From 718b1abfd1d6367c3ab66fc135dd3712dc8a8435 Mon Sep 17 00:00:00 2001
From: Amit Subhash Chejara
 <125737375+amitsubhashchejara@users.noreply.github.com>
Date: Sat, 19 Oct 2024 21:38:14 +0530
Subject: [PATCH] Update documentation in _linalg.py for np.linalg.det() to
 clarify floating-point precision

This update modifies the documentation in _linalg.py for the np.linalg.det() function to clarify the effects of floating-point precision limitations when calculating the determinant of a matrix.
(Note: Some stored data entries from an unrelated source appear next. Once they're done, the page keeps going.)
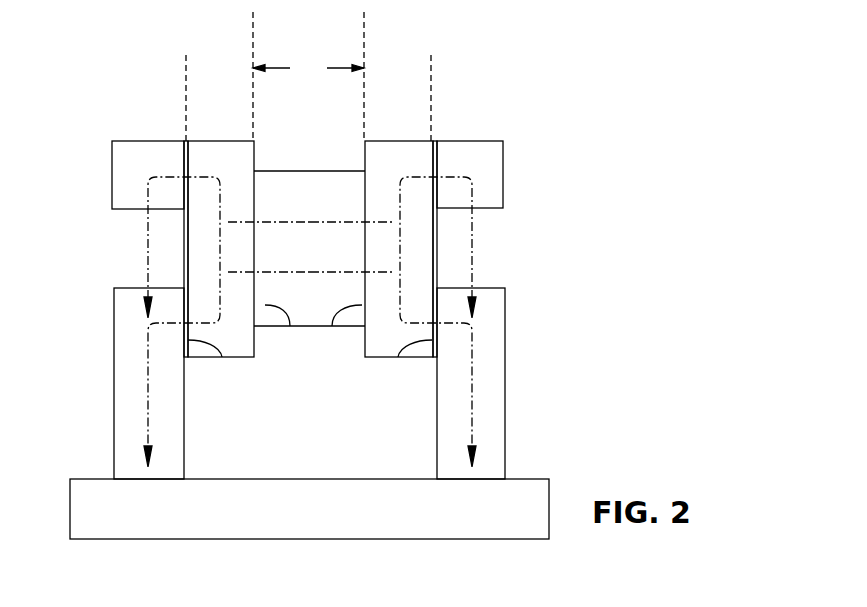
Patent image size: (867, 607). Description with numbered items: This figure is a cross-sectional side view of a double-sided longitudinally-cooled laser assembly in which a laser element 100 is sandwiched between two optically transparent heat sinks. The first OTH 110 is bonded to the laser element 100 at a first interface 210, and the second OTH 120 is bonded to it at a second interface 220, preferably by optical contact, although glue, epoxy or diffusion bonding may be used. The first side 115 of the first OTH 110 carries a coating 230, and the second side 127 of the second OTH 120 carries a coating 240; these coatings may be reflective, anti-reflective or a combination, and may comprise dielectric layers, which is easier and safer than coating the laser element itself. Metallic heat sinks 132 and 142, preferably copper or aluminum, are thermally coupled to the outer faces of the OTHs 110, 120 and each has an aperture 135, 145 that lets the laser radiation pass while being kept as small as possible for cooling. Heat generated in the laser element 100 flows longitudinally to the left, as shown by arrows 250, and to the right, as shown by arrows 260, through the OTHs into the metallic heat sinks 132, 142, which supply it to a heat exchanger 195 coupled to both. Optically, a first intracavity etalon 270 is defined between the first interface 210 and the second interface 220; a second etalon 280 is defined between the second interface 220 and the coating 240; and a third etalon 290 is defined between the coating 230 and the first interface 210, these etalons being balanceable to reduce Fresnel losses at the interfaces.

The laser element 100 is at (307, 171).
The first OTH 110 is at (217, 141).
The first side of the first OTH 115 is at (222, 357).
The second OTH 120 is at (399, 141).
The second side of the second OTH 127 is at (398, 357).
The first metallic section 132 is at (112, 171).
The aperture 135 is at (128, 210).
The first metallic section 142 is at (503, 170).
The aperture 145 is at (488, 210).
The heat exchanger 195 is at (317, 479).
The first interface 210 is at (290, 326).
The second interface 220 is at (332, 326).
The coating 230 is at (184, 141).
The coating 240 is at (437, 141).
The arrows 250 is at (228, 222).
The arrows 260 is at (392, 222).
The first intracavity etalon 270 is at (213, 25).
The second etalon 280 is at (431, 68).
The third etalon 290 is at (186, 68).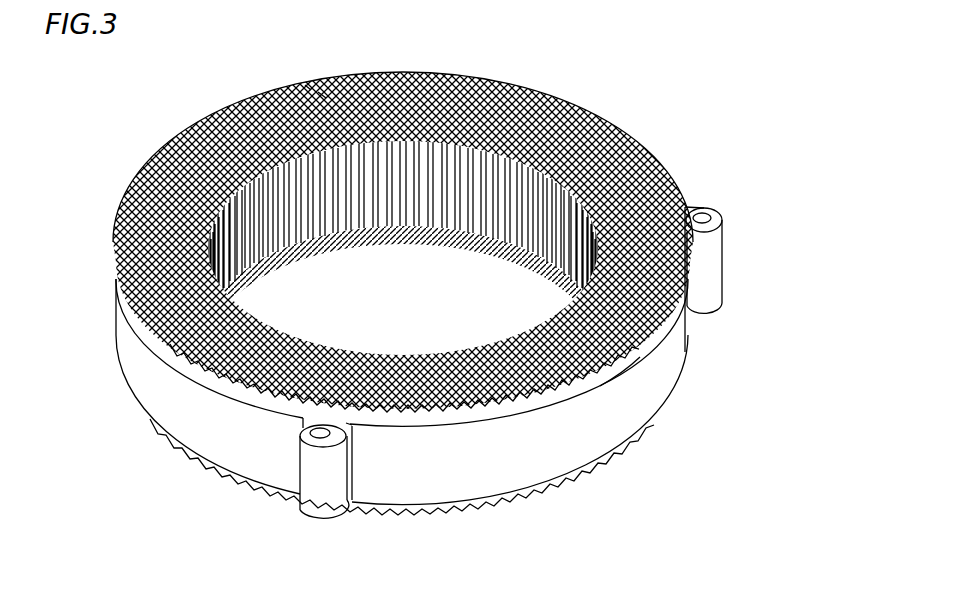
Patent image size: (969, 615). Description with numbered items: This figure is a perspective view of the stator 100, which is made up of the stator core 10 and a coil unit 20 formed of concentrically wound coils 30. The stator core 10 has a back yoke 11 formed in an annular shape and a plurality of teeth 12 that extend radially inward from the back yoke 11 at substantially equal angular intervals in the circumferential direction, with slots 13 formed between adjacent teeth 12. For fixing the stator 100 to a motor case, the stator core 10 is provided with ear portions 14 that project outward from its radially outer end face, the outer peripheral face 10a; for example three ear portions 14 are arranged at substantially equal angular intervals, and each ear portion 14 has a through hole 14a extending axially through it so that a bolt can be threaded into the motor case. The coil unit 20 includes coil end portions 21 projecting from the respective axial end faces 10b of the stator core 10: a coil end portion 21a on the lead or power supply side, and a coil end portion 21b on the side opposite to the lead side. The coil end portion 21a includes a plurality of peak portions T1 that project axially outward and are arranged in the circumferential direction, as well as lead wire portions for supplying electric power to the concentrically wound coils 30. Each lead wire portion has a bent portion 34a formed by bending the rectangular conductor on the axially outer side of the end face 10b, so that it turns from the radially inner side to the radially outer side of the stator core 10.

The stator 100 is at (748, 118).
The stator core 10 is at (448, 341).
The outer peripheral face 10a is at (637, 423).
The axial end face 10b is at (610, 360).
The back yoke 11 is at (633, 333).
The teeth 12 is at (543, 387).
The slots 13 is at (528, 407).
The ear portion 14 is at (712, 271).
The through hole 14a is at (703, 206).
The coil unit 20 is at (262, 78).
The coil end portions 21 is at (143, 167).
The coil end portion on the lead side 21a is at (403, 242).
The coil end portion on the side opposite to the lead side 21b is at (387, 510).
The concentrically wound coils 30 is at (493, 80).
The bent portion 34a is at (322, 90).
The peak portions T1 is at (307, 83).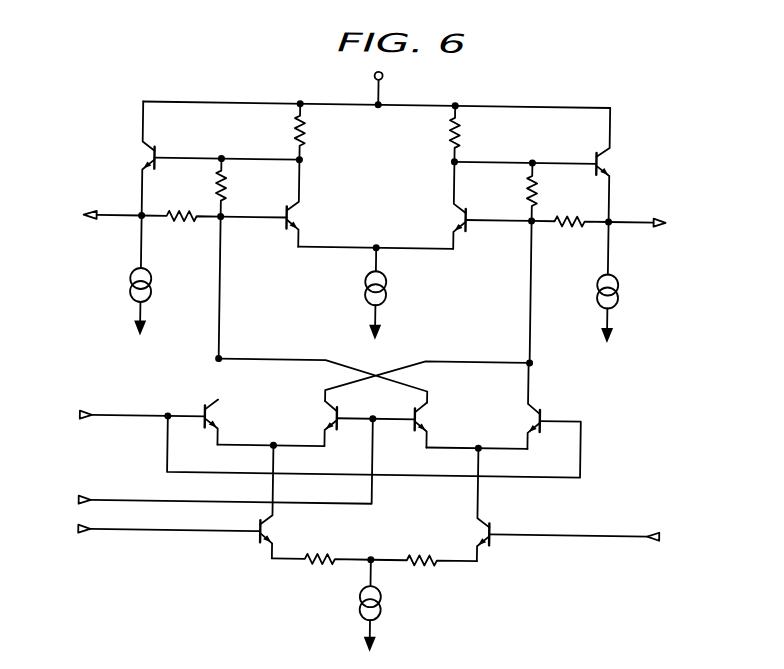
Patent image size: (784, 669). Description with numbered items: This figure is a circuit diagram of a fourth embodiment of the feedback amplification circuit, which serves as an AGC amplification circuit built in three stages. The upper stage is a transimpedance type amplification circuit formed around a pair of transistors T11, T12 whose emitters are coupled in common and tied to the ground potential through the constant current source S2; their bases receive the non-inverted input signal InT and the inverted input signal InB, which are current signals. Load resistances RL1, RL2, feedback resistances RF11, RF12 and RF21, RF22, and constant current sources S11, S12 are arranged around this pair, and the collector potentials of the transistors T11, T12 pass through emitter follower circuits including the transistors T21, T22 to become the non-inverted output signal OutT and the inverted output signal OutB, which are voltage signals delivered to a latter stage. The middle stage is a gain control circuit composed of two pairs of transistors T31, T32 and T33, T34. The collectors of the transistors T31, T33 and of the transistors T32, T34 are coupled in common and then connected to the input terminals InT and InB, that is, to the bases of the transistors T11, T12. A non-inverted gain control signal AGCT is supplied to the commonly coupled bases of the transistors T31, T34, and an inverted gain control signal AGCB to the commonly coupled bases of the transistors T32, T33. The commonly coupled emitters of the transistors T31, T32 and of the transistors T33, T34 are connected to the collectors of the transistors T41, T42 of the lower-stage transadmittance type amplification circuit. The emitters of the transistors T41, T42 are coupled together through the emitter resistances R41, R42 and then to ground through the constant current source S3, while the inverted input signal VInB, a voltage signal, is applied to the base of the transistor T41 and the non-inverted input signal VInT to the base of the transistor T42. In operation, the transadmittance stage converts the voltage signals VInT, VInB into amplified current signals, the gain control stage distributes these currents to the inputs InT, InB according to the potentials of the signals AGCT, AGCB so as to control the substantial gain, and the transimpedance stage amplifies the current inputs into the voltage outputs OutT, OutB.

The transistor T21 is at (126, 158).
The transistor T22 is at (627, 165).
The transistor T11 is at (312, 204).
The transistor T12 is at (438, 205).
The transistor T31 is at (196, 410).
The transistor T32 is at (307, 423).
The transistor T33 is at (443, 425).
The transistor T34 is at (552, 406).
The transistor T41 is at (245, 508).
The transistor T42 is at (504, 513).
The load resistance RL1 is at (274, 131).
The load resistance RL2 is at (477, 134).
The feedback resistance RF11 is at (248, 188).
The feedback resistance RF12 is at (503, 191).
The feedback resistance RF21 is at (181, 232).
The feedback resistance RF22 is at (570, 240).
The emitter resistance R41 is at (321, 545).
The emitter resistance R42 is at (424, 546).
The constant current source S11 is at (159, 275).
The constant current source S12 is at (626, 283).
The constant current source S2 is at (392, 294).
The constant current source S3 is at (386, 606).
The inverted output signal OutB is at (81, 217).
The non-inverted output signal OutT is at (669, 226).
The non-inverted input signal InT is at (239, 288).
The inverted input signal InB is at (508, 291).
The non-inverted gain control signal AGCT is at (108, 419).
The inverted gain control signal AGCB is at (191, 468).
The inverted input signal VInB is at (135, 532).
The non-inverted input signal VInT is at (603, 541).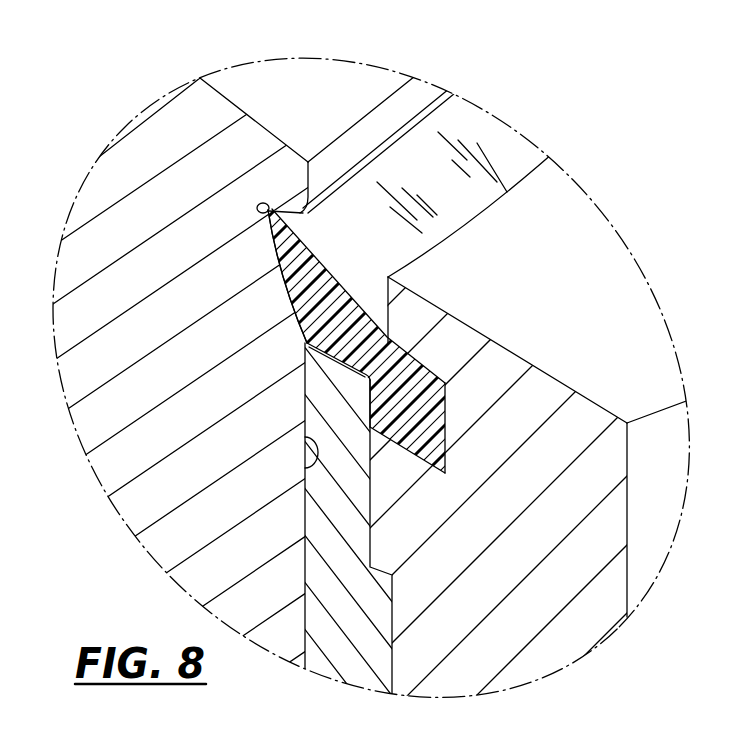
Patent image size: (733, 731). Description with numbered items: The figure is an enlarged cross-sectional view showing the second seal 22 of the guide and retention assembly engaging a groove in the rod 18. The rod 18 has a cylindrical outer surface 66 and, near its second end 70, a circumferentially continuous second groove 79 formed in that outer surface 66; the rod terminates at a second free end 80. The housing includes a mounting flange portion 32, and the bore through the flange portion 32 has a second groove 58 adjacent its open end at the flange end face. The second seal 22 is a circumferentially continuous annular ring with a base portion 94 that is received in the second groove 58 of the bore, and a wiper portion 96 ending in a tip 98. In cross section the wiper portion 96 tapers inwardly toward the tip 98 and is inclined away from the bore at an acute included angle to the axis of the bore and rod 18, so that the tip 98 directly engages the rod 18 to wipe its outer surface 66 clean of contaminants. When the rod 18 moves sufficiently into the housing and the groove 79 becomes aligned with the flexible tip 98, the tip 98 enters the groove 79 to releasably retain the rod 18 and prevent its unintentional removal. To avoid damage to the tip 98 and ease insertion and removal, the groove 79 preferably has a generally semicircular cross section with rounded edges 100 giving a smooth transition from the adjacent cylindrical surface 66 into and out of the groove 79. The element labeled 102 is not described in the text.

The rod 18 is at (104, 426).
The second wiper seal 22 is at (504, 146).
The mounting flange portion 32 is at (588, 425).
The second groove 58 is at (447, 407).
The outer surface 66 is at (306, 461).
The second end 70 is at (118, 245).
The second groove 79 is at (258, 222).
The second free end 80 is at (332, 98).
The base portion 94 is at (415, 436).
The wiper portion 96 is at (318, 272).
The tip 98 is at (262, 210).
The rounded edges 100 is at (272, 210).
The latch arm side surface 102 is at (303, 328).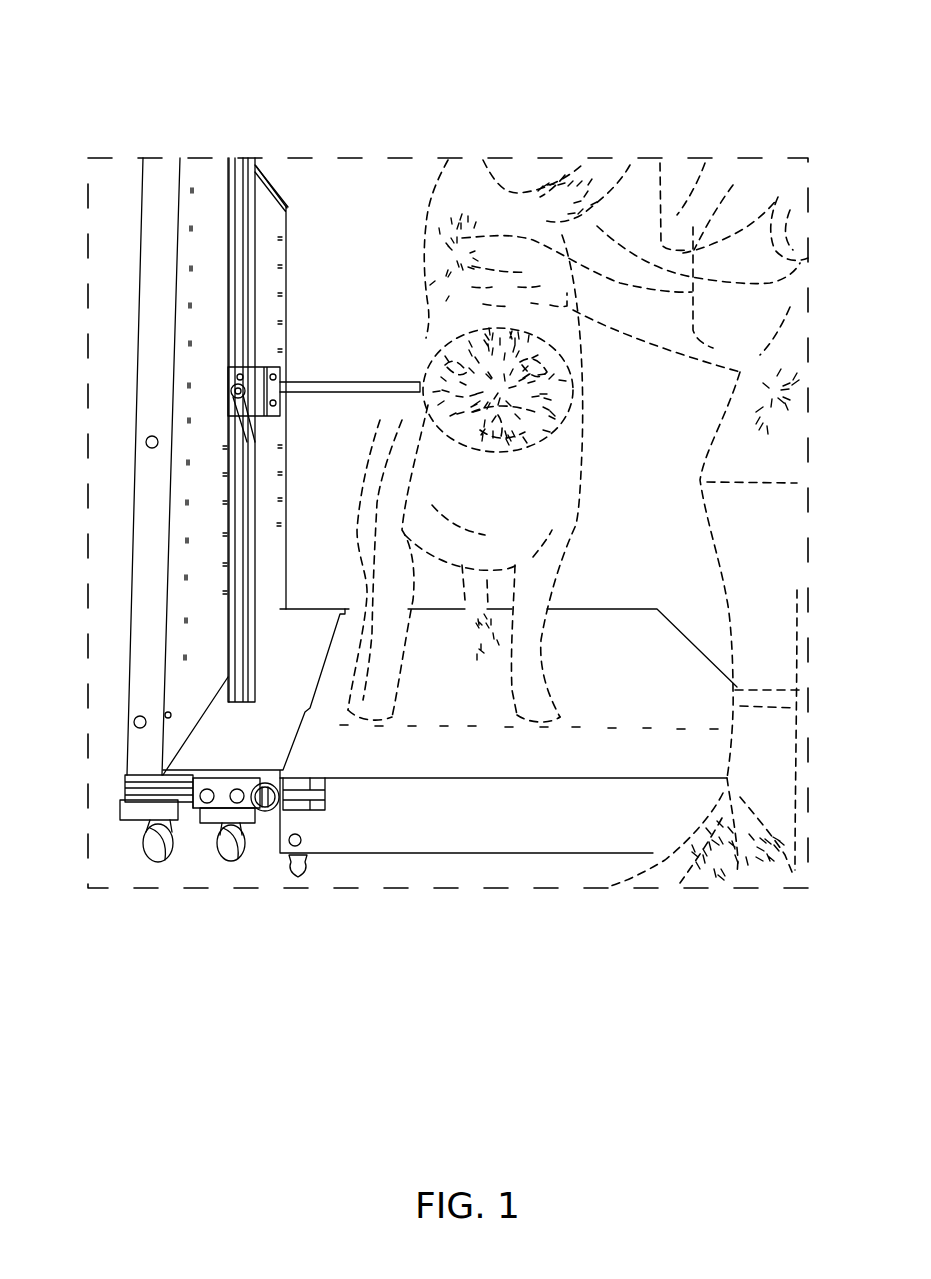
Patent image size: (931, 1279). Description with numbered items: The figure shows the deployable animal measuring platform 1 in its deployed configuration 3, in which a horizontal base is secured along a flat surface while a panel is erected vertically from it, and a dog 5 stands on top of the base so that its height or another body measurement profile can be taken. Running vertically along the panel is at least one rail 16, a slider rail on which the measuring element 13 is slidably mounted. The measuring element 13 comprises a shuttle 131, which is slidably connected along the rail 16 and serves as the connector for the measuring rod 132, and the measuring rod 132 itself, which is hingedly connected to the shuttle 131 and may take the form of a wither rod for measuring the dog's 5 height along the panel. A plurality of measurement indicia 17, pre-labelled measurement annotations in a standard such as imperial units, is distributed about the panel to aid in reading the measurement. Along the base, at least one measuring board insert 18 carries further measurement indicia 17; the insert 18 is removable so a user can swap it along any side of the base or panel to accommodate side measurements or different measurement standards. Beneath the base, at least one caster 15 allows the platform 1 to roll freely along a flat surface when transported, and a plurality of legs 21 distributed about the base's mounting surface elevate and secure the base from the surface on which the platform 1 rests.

The deployable animal measuring platform 1 is at (590, 83).
The deployed configuration 3 is at (397, 520).
The dog 5 is at (583, 398).
The measuring element 13 is at (313, 433).
The shuttle 131 is at (265, 362).
The measuring rod 132 is at (332, 378).
The caster 15 is at (162, 860).
The rail 16 is at (253, 302).
The measurement indicia 17 is at (284, 258).
The measuring board insert 18 is at (390, 777).
The legs 21 is at (298, 870).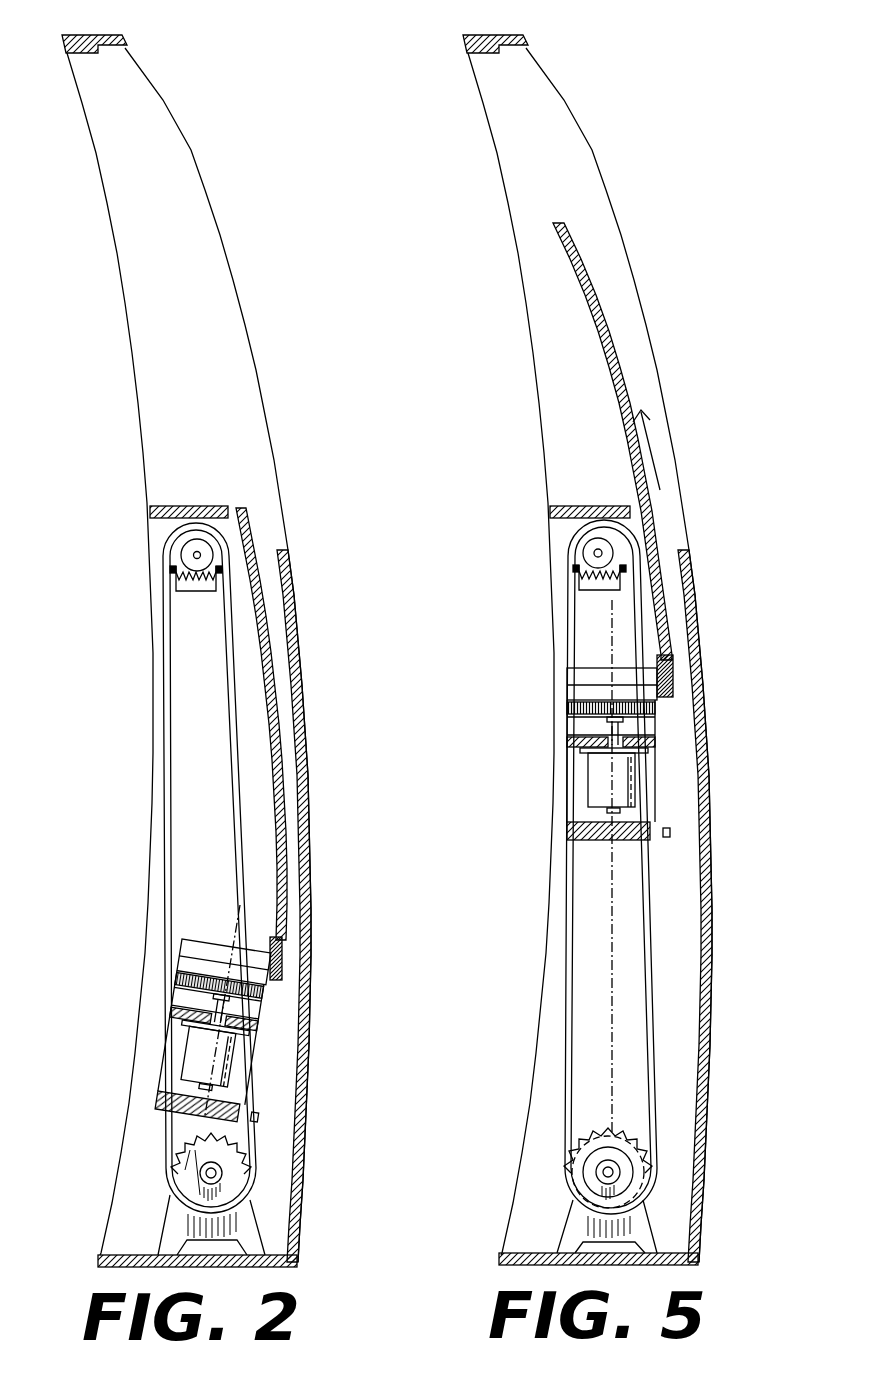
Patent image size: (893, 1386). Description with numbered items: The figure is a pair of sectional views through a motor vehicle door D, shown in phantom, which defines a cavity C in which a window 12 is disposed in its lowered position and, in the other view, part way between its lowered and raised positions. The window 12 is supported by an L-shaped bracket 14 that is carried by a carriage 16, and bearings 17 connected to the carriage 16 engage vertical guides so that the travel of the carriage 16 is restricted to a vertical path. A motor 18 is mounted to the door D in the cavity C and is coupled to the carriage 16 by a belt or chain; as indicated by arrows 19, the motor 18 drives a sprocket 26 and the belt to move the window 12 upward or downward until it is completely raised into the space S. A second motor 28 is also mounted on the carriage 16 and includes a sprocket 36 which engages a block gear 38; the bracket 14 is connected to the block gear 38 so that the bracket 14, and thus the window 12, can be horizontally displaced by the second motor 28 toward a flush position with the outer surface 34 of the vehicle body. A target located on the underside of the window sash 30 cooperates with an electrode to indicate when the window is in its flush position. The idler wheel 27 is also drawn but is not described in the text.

It includes an explanation that small numerical errors (i.e. floating point rounding error) may occur, leading to very small non-zero values instead of exactly zero for singular matrices. Additionally, an example is provided using np.isclose() to check if the determinant is effectively zero.
---
 numpy/linalg/_linalg.py | 13 +++++++++++++
 1 file changed, 13 insertions(+)

diff --git a/numpy/linalg/_linalg.py b/numpy/linalg/_linalg.py
index 70698c92fde7..932aef10f7d4 100644
--- a/numpy/linalg/_linalg.py
+++ b/numpy/linalg/_linalg.py
@@ -2357,6 +2357,12 @@ def det(a):
     The determinant is computed via LU factorization using the LAPACK
     routine ``z/dgetrf``.
 
+    Due to the limitations of floating-point arithmetic, small numerical
+    errors may occur when calculating the determinant of a matrix. As a result, 
+    the determinant may return very small non-zero values instead of exactly zero 
+    for singular matrices. To check if a determinant is effectively zero, use 
+    `np.isclose()`.
+
     Examples
     --------
     The determinant of a 2-D array [[a, b], [c, d]] is ad - bc:
@@ -2374,6 +2380,13 @@ def det(a):
     >>> np.linalg.det(a)
     array([-2., -3., -8.])
 
+    Checking if the determinant is effectively zero for singular matrices:
+
+    >>> a = np.array([[5, 5, 6], [7, 7, 5], [4, 4, 8]])
+    >>> det = np.linalg.det(a)
+    >>> np.isclose(det, 0)
+    True
+
     """
     a = asarray(a)
     _assert_stacked_2d(a)